My parenting style has been pretty free-form, built on the hippy tenets that I grew up with—try to eat food as unprocessed as possible, work to spend time outside, find joy, and love generously. They aren't exactly wild or fringe ideas, but I've felt along the way that I don't fit in with other moms. We started sports "too late" and I never made it to gymnastics or dance in time for the girls to be on pace with kids their age.
I'm not sure when it happened, but I gave up on the idea of a village. I made peace with never having a group of friends who were moms that I'd go see movies with or do organized activities with on weekends. I mourned it a little bit, mostly because so many outside influences made me think I was somehow lacking.
The thing is, I do have a village. It isn't a tribe of similarly aged women with stair step kids that mirror my own. It's a motley band of people who have decided they love me and who I in return have felt the unmistakable impulse to say yes no matter what to.
Somewhere along the line, maybe in the same way we feel we are supposed to look a certain way or feel a certain thing; I got the idea that our support system is supposed to fit a certain mold.
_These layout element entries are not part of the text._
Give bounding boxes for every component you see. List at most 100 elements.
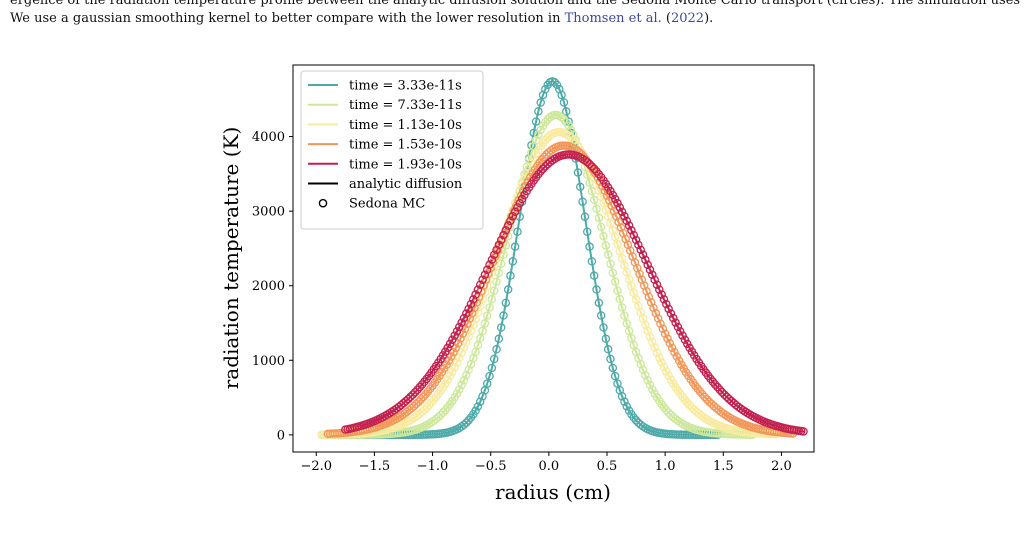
sedona-mc-point xyxy=(536,125,545,135)
sedona-mc-point xyxy=(680,395,690,405)
sedona-mc-point xyxy=(452,358,462,367)
sedona-mc-point xyxy=(457,380,466,390)
sedona-mc-point xyxy=(534,107,543,116)
sedona-mc-point xyxy=(592,204,601,214)
legend-label: time = 3.33e-11s xyxy=(349,79,462,94)
sedona-mc-point xyxy=(475,280,485,289)
sedona-mc-point xyxy=(642,286,651,296)
sedona-mc-point xyxy=(412,399,421,409)
sedona-mc-point xyxy=(421,390,430,399)
sedona-mc-point xyxy=(678,331,687,340)
sedona-mc-point xyxy=(662,367,671,376)
sedona-mc-point xyxy=(615,203,625,212)
sedona-mc-point xyxy=(610,194,620,204)
sedona-mc-point xyxy=(643,260,652,270)
sedona-mc-point xyxy=(615,294,625,304)
sedona-mc-point xyxy=(455,385,464,394)
sedona-mc-point xyxy=(573,168,583,177)
sedona-mc-point xyxy=(722,392,732,402)
sedona-mc-point xyxy=(612,212,621,221)
sedona-mc-point xyxy=(422,403,431,412)
series-4-points xyxy=(323,141,798,439)
sedona-mc-point xyxy=(413,385,422,395)
y-axis: 0 1000 2000 3000 4000 xyxy=(252,130,293,443)
legend-label: time = 1.53e-10s xyxy=(349,138,462,153)
sedona-mc-point xyxy=(585,242,594,251)
series-5-points xyxy=(341,150,808,436)
sedona-mc-point xyxy=(664,408,673,417)
sedona-mc-point xyxy=(660,329,670,338)
sedona-mc-point xyxy=(550,78,559,87)
sedona-mc-point xyxy=(617,392,627,401)
sedona-mc-point xyxy=(531,117,541,126)
sedona-mc-point xyxy=(620,397,629,406)
legend-label: time = 7.33e-11s xyxy=(349,98,462,113)
sedona-mc-point xyxy=(566,133,576,142)
sedona-mc-point xyxy=(536,167,545,176)
x-tick-label: 0.5 xyxy=(597,459,618,474)
sedona-mc-point xyxy=(666,309,676,318)
y-axis-label: radiation temperature (K) xyxy=(219,127,243,390)
sedona-mc-point xyxy=(672,352,682,361)
x-axis-label: radius (cm) xyxy=(495,480,611,504)
sedona-mc-point xyxy=(448,367,457,376)
legend-label: analytic diffusion xyxy=(349,177,463,192)
sedona-mc-point xyxy=(685,400,694,410)
sedona-mc-point xyxy=(471,406,480,415)
sedona-mc-point xyxy=(436,410,445,420)
citation-link[interactable]: Thomsen et al. xyxy=(564,11,662,26)
sedona-mc-point xyxy=(606,354,615,364)
sedona-mc-point xyxy=(596,222,606,232)
y-tick-label: 0 xyxy=(277,428,285,443)
sedona-mc-point xyxy=(536,98,545,107)
sedona-mc-point xyxy=(420,405,429,414)
sedona-mc-point xyxy=(657,290,666,299)
sedona-mc-point xyxy=(545,131,555,140)
sedona-mc-point xyxy=(427,398,436,407)
sedona-mc-point xyxy=(717,387,727,397)
sedona-mc-point xyxy=(634,240,643,250)
sedona-mc-point xyxy=(659,295,669,304)
sedona-mc-point xyxy=(629,413,638,422)
sedona-mc-point xyxy=(616,223,626,232)
sedona-mc-point xyxy=(673,322,683,332)
sedona-mc-point xyxy=(487,294,497,304)
sedona-mc-point xyxy=(648,270,657,280)
sedona-mc-point xyxy=(559,98,569,107)
sedona-mc-point xyxy=(627,226,636,235)
sedona-mc-point xyxy=(403,394,413,404)
y-tick-label: 4000 xyxy=(252,130,285,145)
sedona-mc-point xyxy=(455,322,464,332)
sedona-mc-point xyxy=(663,334,672,343)
sedona-mc-point xyxy=(620,311,629,320)
sedona-mc-point xyxy=(662,405,671,415)
x-tick-label: 1.0 xyxy=(655,459,676,474)
sedona-mc-point xyxy=(416,395,426,404)
caption-line-2: We use a gaussian smoothing kernel to be… xyxy=(10,11,714,26)
sedona-mc-point xyxy=(469,295,478,304)
sedona-mc-point xyxy=(462,371,471,380)
sedona-mc-point xyxy=(475,334,485,343)
sedona-mc-point xyxy=(698,390,707,399)
sedona-mc-point xyxy=(409,401,419,411)
sedona-mc-point xyxy=(499,311,508,320)
sedona-mc-point xyxy=(682,398,692,407)
legend-circle-swatch xyxy=(318,198,328,208)
sedona-mc-point xyxy=(596,311,606,320)
sedona-mc-point xyxy=(636,245,645,255)
x-tick-label: −2.0 xyxy=(300,459,332,474)
citation-year-link[interactable]: 2022 xyxy=(670,11,705,26)
sedona-mc-point xyxy=(599,323,608,332)
sedona-mc-point xyxy=(464,365,473,375)
sedona-mc-point xyxy=(576,182,585,192)
sedona-mc-point xyxy=(494,334,504,344)
sedona-mc-point xyxy=(501,298,511,308)
sedona-mc-point xyxy=(651,308,661,318)
sedona-mc-point xyxy=(589,271,599,280)
legend-label: time = 1.93e-10s xyxy=(349,157,462,172)
sedona-mc-point xyxy=(485,303,494,312)
sedona-mc-point xyxy=(406,392,415,402)
sedona-mc-point xyxy=(529,153,538,163)
sedona-mc-point xyxy=(587,162,597,171)
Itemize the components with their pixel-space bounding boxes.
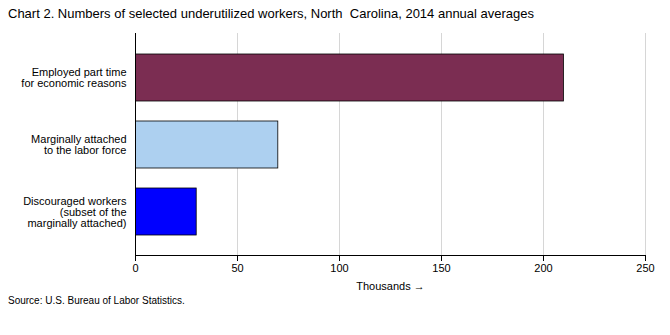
svg-text:100: 100	[330, 262, 348, 274]
svg-text:Marginally attachedto the labo: Marginally attachedto the labor force	[31, 133, 126, 156]
svg-text:Employed part timefor economic: Employed part timefor economic reasons	[21, 66, 127, 89]
svg-text:Discouraged workers(subset of: Discouraged workers(subset of themargina…	[23, 195, 127, 229]
svg-text:50: 50	[231, 262, 243, 274]
svg-text:200: 200	[534, 262, 552, 274]
svg-text:Thousands →: Thousands →	[356, 280, 424, 292]
html-text:Chart 2. Numbers of selected u: Chart 2. Numbers of selected underutiliz…	[8, 6, 535, 21]
html-text:Source: U.S. Bureau of Labor S: Source: U.S. Bureau of Labor Statistics.	[8, 295, 185, 306]
svg-text:0: 0	[132, 262, 138, 274]
svg-text:250: 250	[636, 262, 654, 274]
svg-text:150: 150	[432, 262, 450, 274]
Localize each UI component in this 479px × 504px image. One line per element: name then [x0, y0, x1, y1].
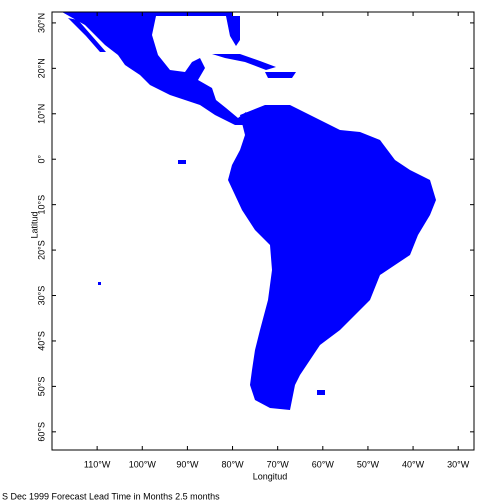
y-tick-label: 10°S — [36, 195, 46, 215]
falklands — [317, 390, 325, 395]
y-tick-label: 20°N — [36, 58, 46, 78]
y-tick-label: 30°N — [36, 13, 46, 33]
x-tick-label: 110°W — [84, 459, 111, 469]
y-tick-label: 10°N — [36, 104, 46, 124]
x-tick-label: 30°W — [447, 459, 470, 469]
north-central-america — [62, 12, 250, 125]
x-tick-label: 100°W — [129, 459, 157, 469]
south-america — [228, 105, 436, 410]
hispaniola — [265, 72, 296, 78]
florida — [226, 16, 240, 46]
baja-california — [68, 18, 106, 52]
x-tick-label: 40°W — [402, 459, 425, 469]
x-tick-label: 60°W — [312, 459, 335, 469]
island — [98, 282, 101, 285]
land — [62, 12, 436, 410]
y-tick-label: 20°S — [36, 240, 46, 260]
y-tick-label: 30°S — [36, 286, 46, 306]
caption: S Dec 1999 Forecast Lead Time in Months … — [2, 491, 220, 501]
x-tick-label: 80°W — [221, 459, 244, 469]
y-tick-label: 50°S — [36, 377, 46, 397]
x-tick-label: 90°W — [176, 459, 199, 469]
cuba — [212, 54, 276, 70]
plot-frame — [51, 11, 475, 451]
y-tick-label: 40°S — [36, 331, 46, 351]
y-tick-label: 0° — [36, 155, 46, 164]
x-axis-label: Longitud — [253, 471, 288, 481]
x-tick-label: 50°W — [357, 459, 380, 469]
y-tick-label: 60°S — [36, 422, 46, 442]
y-axis-label: Latitud — [29, 211, 39, 238]
galapagos — [178, 160, 186, 164]
x-tick-label: 70°W — [267, 459, 290, 469]
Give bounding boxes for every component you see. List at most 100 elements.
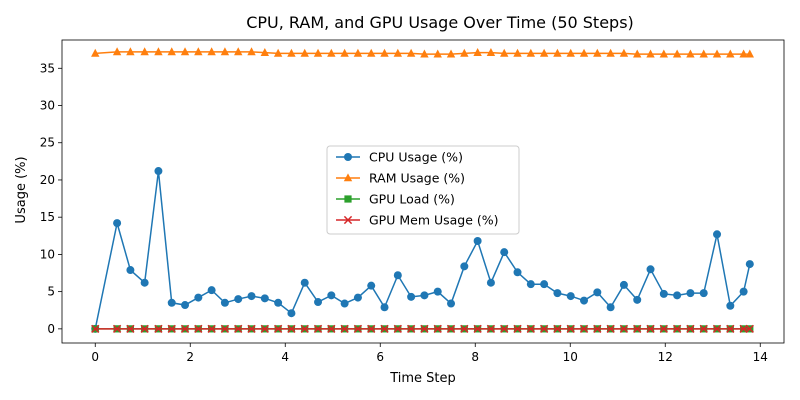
data-point	[433, 49, 442, 58]
data-point	[393, 324, 402, 333]
data-point	[633, 295, 642, 304]
y-tick-label: 5	[47, 285, 55, 299]
data-point	[407, 292, 416, 301]
legend-label: GPU Mem Usage (%)	[369, 213, 499, 228]
data-point	[646, 49, 655, 58]
data-point	[167, 298, 176, 307]
data-point	[460, 48, 469, 57]
x-tick-label: 12	[658, 350, 673, 364]
data-point	[327, 48, 336, 57]
data-point	[194, 324, 203, 333]
data-point	[260, 48, 270, 56]
data-point	[513, 324, 522, 333]
data-point	[287, 48, 296, 57]
data-point	[606, 324, 615, 333]
y-tick-label: 10	[40, 247, 55, 261]
data-point	[686, 289, 695, 298]
data-point	[486, 324, 496, 333]
data-point	[406, 324, 416, 333]
data-point	[540, 280, 549, 289]
data-point	[154, 167, 163, 176]
data-point	[447, 299, 456, 308]
x-tick-label: 4	[281, 350, 289, 364]
data-point	[593, 324, 602, 333]
data-point	[539, 48, 549, 57]
data-point	[500, 48, 509, 57]
data-point	[726, 49, 735, 58]
data-point	[460, 262, 469, 271]
data-point	[247, 47, 256, 56]
data-point	[140, 324, 149, 333]
data-point	[659, 289, 668, 298]
data-point	[619, 324, 629, 333]
legend-label: GPU Load (%)	[369, 192, 455, 207]
x-tick-label: 2	[186, 350, 194, 364]
data-point	[140, 47, 149, 56]
data-point	[606, 303, 615, 312]
data-point	[167, 324, 176, 333]
data-point	[340, 324, 349, 333]
data-point	[112, 47, 122, 56]
data-point	[234, 47, 243, 56]
data-point	[313, 48, 323, 57]
data-point	[273, 48, 283, 57]
data-point	[181, 301, 190, 310]
data-point	[194, 47, 203, 56]
legend-entry: GPU Load (%)	[336, 192, 455, 207]
data-point	[300, 278, 309, 287]
data-point	[420, 324, 429, 333]
data-point	[713, 230, 722, 239]
data-point	[745, 49, 754, 58]
data-point	[699, 324, 708, 333]
data-point	[553, 289, 562, 298]
data-point	[353, 293, 362, 302]
data-point	[287, 309, 296, 318]
data-point	[220, 298, 229, 307]
y-axis-label: Usage (%)	[14, 156, 29, 223]
data-point	[646, 265, 655, 274]
data-point	[353, 324, 363, 333]
legend-label: CPU Usage (%)	[369, 150, 463, 165]
data-point	[367, 48, 376, 57]
data-point	[566, 292, 575, 301]
data-point	[126, 324, 135, 333]
data-point	[659, 324, 668, 333]
data-point	[367, 324, 376, 333]
data-point	[300, 324, 309, 333]
data-point	[340, 299, 349, 308]
data-point	[553, 48, 562, 57]
data-point	[633, 324, 642, 333]
y-tick-label: 15	[40, 210, 55, 224]
x-axis-label: Time Step	[389, 371, 456, 386]
series-3	[91, 324, 754, 333]
data-point	[247, 324, 256, 333]
data-point	[126, 47, 135, 56]
data-point	[672, 324, 682, 333]
data-point	[380, 324, 389, 333]
y-tick-label: 25	[40, 136, 55, 150]
data-point	[500, 248, 509, 257]
y-axis: 0 5 10 15 20 25 30 35	[40, 61, 62, 336]
data-point	[300, 48, 309, 57]
data-point	[327, 291, 336, 300]
data-point	[353, 48, 363, 57]
data-point	[726, 324, 735, 333]
data-point	[154, 324, 163, 333]
legend-marker	[343, 173, 353, 182]
y-tick-label: 30	[40, 99, 55, 113]
data-point	[473, 48, 482, 56]
y-tick-label: 0	[47, 322, 55, 336]
data-point	[646, 324, 655, 333]
data-point	[699, 49, 708, 58]
data-point	[274, 298, 283, 307]
x-tick-label: 14	[753, 350, 768, 364]
plot-frame	[61, 39, 785, 344]
x-tick-label: 6	[376, 350, 384, 364]
data-point	[726, 301, 735, 310]
data-point	[247, 292, 256, 301]
data-point	[260, 294, 269, 303]
x-tick-label: 0	[91, 350, 99, 364]
data-point	[433, 324, 442, 333]
data-point	[526, 280, 535, 289]
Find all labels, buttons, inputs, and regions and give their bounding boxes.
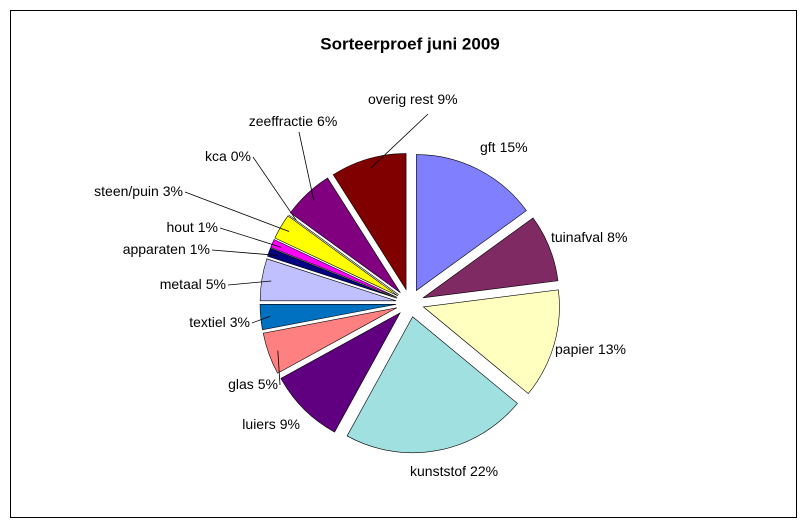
data-label: glas 5% [228,376,278,392]
value-label: 8% [607,229,627,245]
data-label: gft 15% [480,139,528,155]
pie-slice [332,153,407,291]
category-label: overig rest [368,91,433,107]
leader-line [227,280,272,286]
leader-line [184,191,290,232]
data-label: steen/puin 3% [94,183,183,199]
pie-slice [422,217,559,299]
pie-slice [416,154,527,292]
leader-line [211,249,278,256]
pie-slice [267,247,397,299]
category-label: apparaten [123,241,186,257]
chart-title: Sorteerproef juni 2009 [320,34,500,53]
data-label: textiel 3% [189,314,250,330]
category-label: textiel [189,314,226,330]
data-label: metaal 5% [160,276,226,292]
value-label: 0% [231,148,251,164]
value-label: 3% [230,314,250,330]
value-label: 13% [598,341,626,357]
value-label: 6% [317,113,337,129]
data-label: kca 0% [205,148,251,164]
category-label: zeeffractie [249,113,314,129]
value-label: 1% [198,219,218,235]
pie-slice [422,289,560,395]
category-label: metaal [160,276,202,292]
category-label: luiers [242,416,275,432]
pie-slice [280,312,401,433]
data-label: hout 1% [167,219,218,235]
category-label: kunststof [410,463,466,479]
data-label: zeeffractie 6% [249,113,338,129]
data-label: tuinafval 8% [551,229,627,245]
value-label: 9% [437,91,457,107]
data-label: papier 13% [555,341,626,357]
pie-slice [270,239,398,298]
pie-slice [259,258,397,302]
value-label: 22% [470,463,498,479]
category-label: gft [480,139,496,155]
value-label: 3% [163,183,183,199]
value-label: 5% [258,376,278,392]
leader-line [251,315,271,324]
leader-line [370,113,429,169]
pie-slice [262,307,397,374]
value-label: 9% [280,416,300,432]
category-label: tuinafval [551,229,603,245]
data-label: luiers 9% [242,416,300,432]
data-label: kunststof 22% [410,463,498,479]
pie-slice [289,177,401,294]
value-label: 15% [500,139,528,155]
leader-line [298,131,315,201]
pie-slice [259,304,397,331]
category-label: kca [205,148,227,164]
category-label: steen/puin [94,183,159,199]
data-label: overig rest 9% [368,91,458,107]
category-label: papier [555,341,594,357]
leader-line [277,350,281,386]
category-label: glas [228,376,254,392]
value-label: 5% [206,276,226,292]
data-label: apparaten 1% [123,241,210,257]
value-label: 1% [190,241,210,257]
pie-slice [346,316,518,454]
leader-line [219,227,282,248]
pie-slice [274,215,399,297]
leader-line [252,156,297,221]
category-label: hout [167,219,194,235]
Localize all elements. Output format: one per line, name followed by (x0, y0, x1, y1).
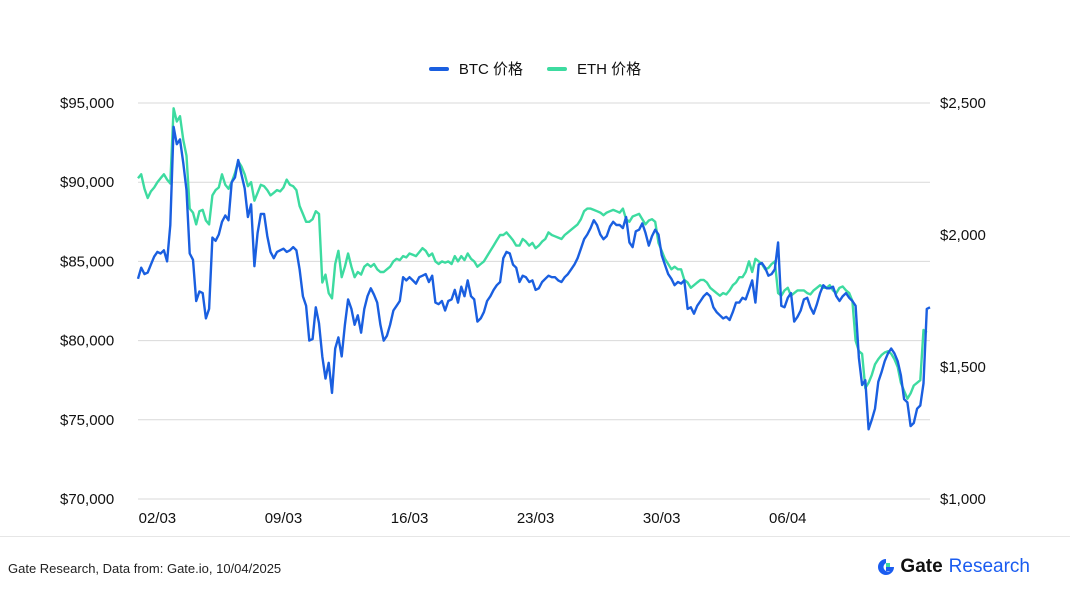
legend: BTC 价格 ETH 价格 (0, 58, 1070, 79)
x-tick-label: 06/04 (769, 510, 807, 527)
footer: Gate Research, Data from: Gate.io, 10/04… (0, 536, 1070, 601)
brand: Gate Research (876, 556, 1030, 578)
left-y-axis: $70,000 $75,000 $80,000 $85,000 $90,000 $95,0… (60, 95, 114, 508)
x-tick-label: 16/03 (391, 510, 429, 527)
left-y-tick-label: $90,000 (60, 174, 114, 191)
brand-sub: Research (948, 556, 1030, 577)
x-tick-label: 30/03 (643, 510, 681, 527)
legend-label-eth: ETH 价格 (577, 61, 642, 78)
right-y-tick-label: $2,500 (940, 95, 986, 112)
legend-item-btc[interactable]: BTC 价格 (428, 58, 523, 79)
btc-price-line (136, 125, 931, 431)
legend-swatch-btc (428, 66, 449, 71)
legend-label-btc: BTC 价格 (458, 61, 523, 78)
source-note: Gate Research, Data from: Gate.io, 10/04… (8, 561, 282, 576)
x-tick-label: 09/03 (265, 510, 303, 527)
right-y-axis: $1,000 $1,500 $2,000 $2,500 (940, 95, 986, 508)
x-tick-label: 23/03 (517, 510, 555, 527)
left-y-tick-label: $95,000 (60, 95, 114, 112)
left-y-tick-label: $80,000 (60, 333, 114, 350)
price-chart: $70,000 $75,000 $80,000 $85,000 $90,000 $95,0… (60, 95, 986, 527)
eth-price-line (137, 107, 928, 400)
x-axis: 02/03 09/03 16/03 23/03 30/03 06/04 (139, 510, 807, 527)
left-y-tick-label: $75,000 (60, 412, 114, 429)
x-tick-label: 02/03 (139, 510, 177, 527)
right-y-tick-label: $1,000 (940, 491, 986, 508)
left-y-tick-label: $70,000 (60, 491, 114, 508)
series-lines (136, 107, 931, 431)
gate-logo-icon (878, 559, 895, 575)
brand-name: Gate (900, 556, 943, 577)
legend-swatch-eth (547, 66, 567, 71)
right-y-tick-label: $1,500 (940, 359, 986, 376)
grid-lines (138, 102, 930, 500)
right-y-tick-label: $2,000 (940, 227, 986, 244)
left-y-tick-label: $85,000 (60, 253, 114, 270)
legend-item-eth[interactable]: ETH 价格 (547, 58, 641, 79)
I think that's rare. The people who have come along with us as we've raised our three daughters, sometimes for every milestone, other times for the "In case of emergency call", have been married and unmarried, gay and straight, parents and giddy-to-not-have-kids folks, familiar and quasi-strangers. They are literally my village people.
We defy convention, we commit wholeheartedly to whatever it is we are doing, and we lift each other up, because all of us know how it feels to fall alone. Ultimately I think that the people in our village or our posse or whatever word you use for the people who will be there for you, are like the dandelions you see as wishes. They may not be perfectly lined up, or desirable to every person, but they are yours in abundance and if you let them, they will help you believe that your wildest dreams can come true.